On April 27, 2018 KLMK entered into a "Reverse Merger" agreement with "Darkpulse Technologies", a private company with limited information available.
Shares purchased between now and the effective date of the Reverse Merger will be subject to a 1 for 6 Reverse Split https://backend.otcmarkets.com/otcapi/company/sec-filings/12721283/content/html
|Item 1.01 ||Entry into Material Definitive Agreement. |
On April 27, 2018, Klever Marketing, Inc. (“ Parent ”), DarkPulse Technologies Inc., a New Brunswick corporation (“ Target Company ”), and DPTH Acquisition Corporation, a wholly owned subsidiary of Parent (the “ Merger Subsidiary ”) entered into an Agreement and Plan of Merger, attached hereto as Exhibit 2.1 (the “ Merger Agreement ”). Under the terms of the Merger Agreement, Merger Subsidiary will merge with and into Target Company (the “ Merger ”), and Target Company will be the surviving corporation to the Merger and become a wholly owned subsidiary of Parent. The Merger is expected to close on or about May 30, 2018, subject to the satisfaction or waiver of customary closing conditions.

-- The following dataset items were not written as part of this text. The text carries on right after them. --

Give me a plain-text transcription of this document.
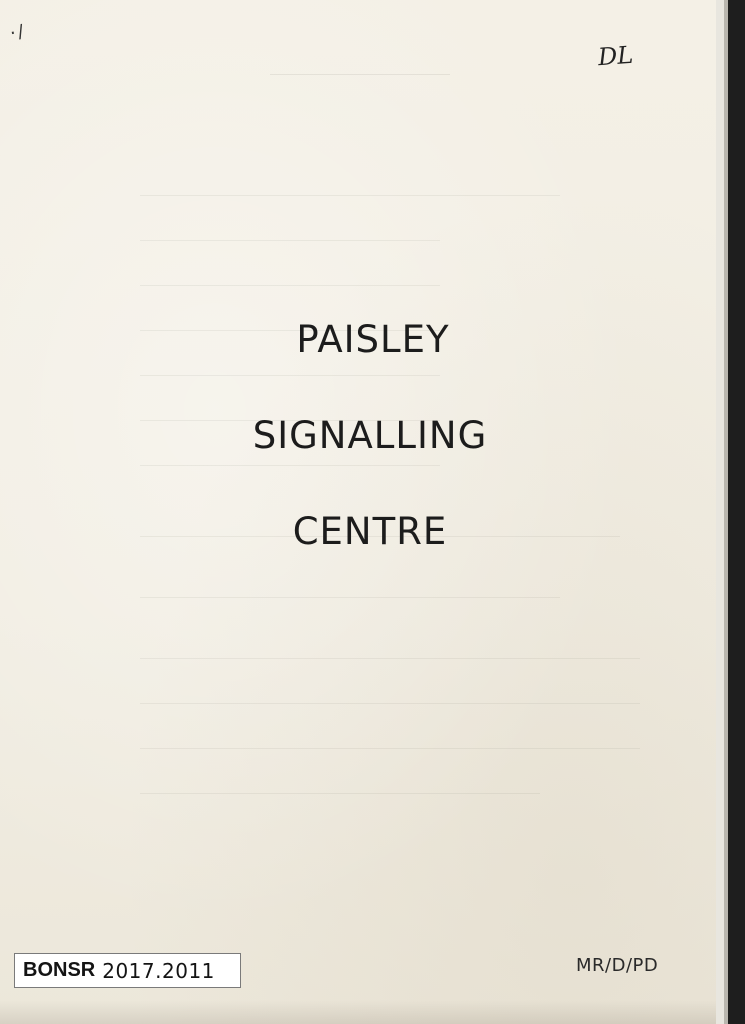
·/
DL
PAISLEY
SIGNALLING
CENTRE
BONSR 2017.2011	MR/D/PD
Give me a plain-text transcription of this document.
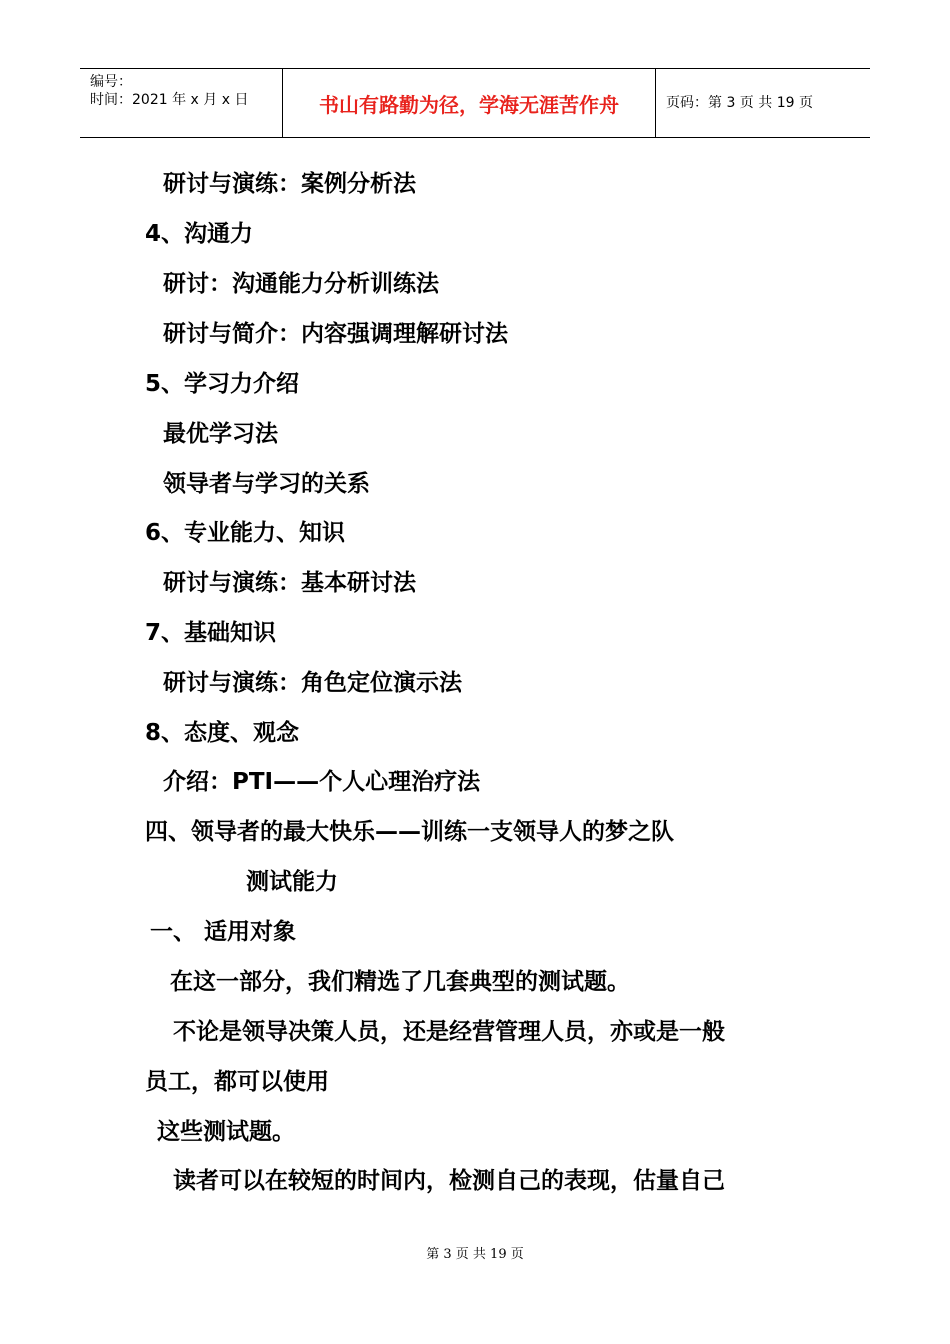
编号：
时间：2021 年 x 月 x 日	书山有路勤为径，学海无涯苦作舟	页码：第 3 页 共 19 页
研讨与演练：案例分析法
4、沟通力
研讨：沟通能力分析训练法
研讨与简介：内容强调理解研讨法
5、学习力介绍
最优学习法
领导者与学习的关系
6、专业能力、知识
研讨与演练：基本研讨法
7、基础知识
研讨与演练：角色定位演示法
8、态度、观念
介绍：PTI——个人心理治疗法
四、领导者的最大快乐——训练一支领导人的梦之队
测试能力
一、 适用对象
在这一部分，我们精选了几套典型的测试题。
不论是领导决策人员，还是经营管理人员，亦或是一般
员工，都可以使用
这些测试题。
读者可以在较短的时间内，检测自己的表现，估量自己
第 3 页 共 19 页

Additionally, prior to the Merger, Parent must (i) effect a reverse stock split of its outstanding common stock to ensure that there are no more than 15,000,000 shares of Parent common stock issued and outstanding immediately prior to the Merger Time, and (ii) ensure that all outstanding options, preferred stock, or other securities convertible into common stock have been cancelled, except that Parent shall be permitted to have outstanding a maximum of $150,000 in convertible promissory notes convertible into common stock of Parent at the Merger Time, which shall be retained by Parent post-Merger (the “ Assumed Liabilities ”). Prior to the Merger, Target Company must (i) ensure that there are not more than 1,000 shares of Target common stock issued and outstanding. Accordingly, after issuance of the Parent Common Stock in connection with the Merger, it is anticipated that shareholders of Parent immediately prior to the Merger will own approximately 15% of the issued and outstanding common stock of Parent immediately after effecting the Merger. Finally, at closing of the Merger, Target Company shall pay $150,000 to Parent or certain of Parent’s creditors or preferred shareholders as directed by Parent.
The foregoing description of the Merger and Merger Agreement does not purport to be complete and is qualified in its entirety by reference to the complete text of the Merger Agreement, a copy of which is filed herewith as Exhibit 2.1 and is incorporated herein by reference. Currently, there is substantial doubt about the valuation of the surviving company- DarkPulse Technologies.